La hutte d’Ankidou débordait d’activités. L’air concentré, le corps et les cheveux enduits de graisse d’ours, la vieille Abbi était accroupie au milieu des paquetages. Elle vérifiait la solidité des nœuds.

« Prête, grand-mère ? sourit Hamzu.

— Hé, c’est pas tous les jours qu’on part pour le grand voyage. »

Ankidou et Bumin chargeaient soigneusement le travois. Tout d’abord des couvertures, des vêtements, des cordes, des outils et des armes. Ensuite de la nourriture : de la viande boucanée, de la farine, des tubercules, des baies, des outres, et par-dessus des cuirs souples frottés de graisse.

Hamzu regarda le grand gaillard roux. « Bumin, tu marcheras en éclaireur.

— Quand est-ce qu’on part ?

— Bientôt. »

Hamzu trouva Simut devant sa hutte.

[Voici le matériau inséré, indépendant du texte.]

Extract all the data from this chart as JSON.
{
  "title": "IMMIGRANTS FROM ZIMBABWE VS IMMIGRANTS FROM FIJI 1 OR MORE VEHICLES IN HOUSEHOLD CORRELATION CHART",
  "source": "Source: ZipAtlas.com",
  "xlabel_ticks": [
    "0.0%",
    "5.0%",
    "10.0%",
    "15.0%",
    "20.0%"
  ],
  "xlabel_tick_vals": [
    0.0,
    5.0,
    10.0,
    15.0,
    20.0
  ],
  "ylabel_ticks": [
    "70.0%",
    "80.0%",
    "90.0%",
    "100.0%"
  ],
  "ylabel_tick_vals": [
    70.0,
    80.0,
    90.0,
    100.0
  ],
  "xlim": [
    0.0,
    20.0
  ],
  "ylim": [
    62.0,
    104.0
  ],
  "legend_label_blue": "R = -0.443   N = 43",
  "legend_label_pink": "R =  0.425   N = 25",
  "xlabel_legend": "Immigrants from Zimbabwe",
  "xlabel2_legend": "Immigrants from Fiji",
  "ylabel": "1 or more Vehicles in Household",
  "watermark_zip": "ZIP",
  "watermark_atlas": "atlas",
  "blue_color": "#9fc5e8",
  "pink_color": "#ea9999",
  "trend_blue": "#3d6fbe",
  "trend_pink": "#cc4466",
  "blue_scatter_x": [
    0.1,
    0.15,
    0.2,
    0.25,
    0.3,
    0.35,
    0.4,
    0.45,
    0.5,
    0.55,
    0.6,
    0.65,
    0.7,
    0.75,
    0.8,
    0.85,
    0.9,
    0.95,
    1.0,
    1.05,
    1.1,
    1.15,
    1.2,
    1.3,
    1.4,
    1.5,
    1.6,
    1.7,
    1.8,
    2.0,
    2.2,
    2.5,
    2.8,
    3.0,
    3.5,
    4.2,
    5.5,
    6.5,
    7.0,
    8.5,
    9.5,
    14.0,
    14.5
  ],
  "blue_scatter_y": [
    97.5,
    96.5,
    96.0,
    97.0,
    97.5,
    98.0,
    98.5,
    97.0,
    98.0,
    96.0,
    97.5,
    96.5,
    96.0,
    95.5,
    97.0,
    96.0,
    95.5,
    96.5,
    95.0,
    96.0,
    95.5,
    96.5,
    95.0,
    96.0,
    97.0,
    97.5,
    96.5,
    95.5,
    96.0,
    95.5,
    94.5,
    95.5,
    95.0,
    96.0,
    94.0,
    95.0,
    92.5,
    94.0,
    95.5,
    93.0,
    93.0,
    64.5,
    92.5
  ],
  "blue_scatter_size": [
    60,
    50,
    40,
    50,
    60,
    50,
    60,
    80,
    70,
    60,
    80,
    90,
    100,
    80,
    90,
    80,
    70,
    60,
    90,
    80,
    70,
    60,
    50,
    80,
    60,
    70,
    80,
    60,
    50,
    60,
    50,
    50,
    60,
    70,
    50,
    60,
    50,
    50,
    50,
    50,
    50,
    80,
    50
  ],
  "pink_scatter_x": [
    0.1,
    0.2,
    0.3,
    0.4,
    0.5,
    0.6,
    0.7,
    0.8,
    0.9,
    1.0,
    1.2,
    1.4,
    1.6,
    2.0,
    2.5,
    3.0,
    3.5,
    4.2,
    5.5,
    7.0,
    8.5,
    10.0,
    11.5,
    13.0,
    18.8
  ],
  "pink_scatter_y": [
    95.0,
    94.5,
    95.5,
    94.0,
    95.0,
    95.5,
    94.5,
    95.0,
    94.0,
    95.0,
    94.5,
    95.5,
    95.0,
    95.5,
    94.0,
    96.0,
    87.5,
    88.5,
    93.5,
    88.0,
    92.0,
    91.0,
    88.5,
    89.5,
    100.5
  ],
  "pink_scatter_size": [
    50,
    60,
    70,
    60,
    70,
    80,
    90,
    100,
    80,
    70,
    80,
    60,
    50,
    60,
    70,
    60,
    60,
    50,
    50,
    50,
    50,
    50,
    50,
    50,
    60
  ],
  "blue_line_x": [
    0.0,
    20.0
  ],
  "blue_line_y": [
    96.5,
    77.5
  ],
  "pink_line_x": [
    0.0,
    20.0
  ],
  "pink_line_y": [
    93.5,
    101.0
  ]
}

Par habitude, le chasseur inspectait ses armes avec la minutie d’un homme sachant que sa vie en dépendait. À l’intérieur, Boroméa réunissait des sacs de provisions tandis que Lagamar était descendue à la rivière pour emplir les outres.

« Ça va être dur pour les femmes et les enfants », dit Simut en démontant une pointe de sagaie.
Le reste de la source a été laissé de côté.